From the fans' perspective, attendance had been down during qualifications for a myriad of reasons:
- The split caused fans to stay away.
- Speeds plateaued after years of new track records, or approaching track records.
- Many of the 'names' of open-wheel racing were missing due to the split and retirement. In all honesty, no fans were showing up to watch Buzz Calkins qualify. Steve Kinser? Maybe.
- Frankly, as the information age grew, our attention spans shrank. So sitting around at IMS from 10-5 watching a few cars attempt to qualify wasn't as appealing as it might have been in years prior. (This is why in recent years, IMS has brought in acts like George Clinton, to try and attract more people to qualifications and get them to stay.)
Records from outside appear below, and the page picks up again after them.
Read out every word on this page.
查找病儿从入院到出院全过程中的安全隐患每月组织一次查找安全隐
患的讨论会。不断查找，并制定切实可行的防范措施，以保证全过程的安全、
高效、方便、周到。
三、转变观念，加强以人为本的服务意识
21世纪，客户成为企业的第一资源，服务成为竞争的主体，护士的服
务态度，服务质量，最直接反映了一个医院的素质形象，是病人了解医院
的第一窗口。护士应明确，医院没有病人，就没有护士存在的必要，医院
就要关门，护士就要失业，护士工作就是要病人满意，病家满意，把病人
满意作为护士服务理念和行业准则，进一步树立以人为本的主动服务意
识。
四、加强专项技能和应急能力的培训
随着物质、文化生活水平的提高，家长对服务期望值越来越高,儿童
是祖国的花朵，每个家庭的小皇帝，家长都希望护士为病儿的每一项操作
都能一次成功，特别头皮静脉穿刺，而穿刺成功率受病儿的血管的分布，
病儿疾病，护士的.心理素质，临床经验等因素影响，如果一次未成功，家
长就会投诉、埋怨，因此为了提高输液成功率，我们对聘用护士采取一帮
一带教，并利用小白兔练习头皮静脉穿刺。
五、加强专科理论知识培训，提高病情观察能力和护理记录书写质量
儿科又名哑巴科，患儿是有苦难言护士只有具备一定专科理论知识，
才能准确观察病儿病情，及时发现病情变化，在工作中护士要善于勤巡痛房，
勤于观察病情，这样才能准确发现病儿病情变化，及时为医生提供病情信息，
- The Pacers were a strong team in the 1990's, meaning they were playing meaningful playoff games during much of May. Fans could go to these games or stay home and watch them, leaving them from the track.
- With two days of qualifications, and limited practice, teams will be using those days to make sure they get in the field, but also to gain additional track time. Henceforth, more cars will be on the track on those two days. More cars means less downtime during the day, giving fans exactly what they want.
- The same principle applies for the practice days. With less available track time during the month, cars will be on-track more often, which is exactly what the businessman who takes a long lunch to grab Mug N' Bun and heads to IMS wants to see.
So if the weather cooperates (because if it doesn't, all hell breaks loose and qualifying is done on a Monday, I don't see IMS turning much of a profit), this could work. Yes, losing some of the tradition of the "month of May" hurts, but frankly, all will be forgotten when those balloons fly over the Pagoda on May 30.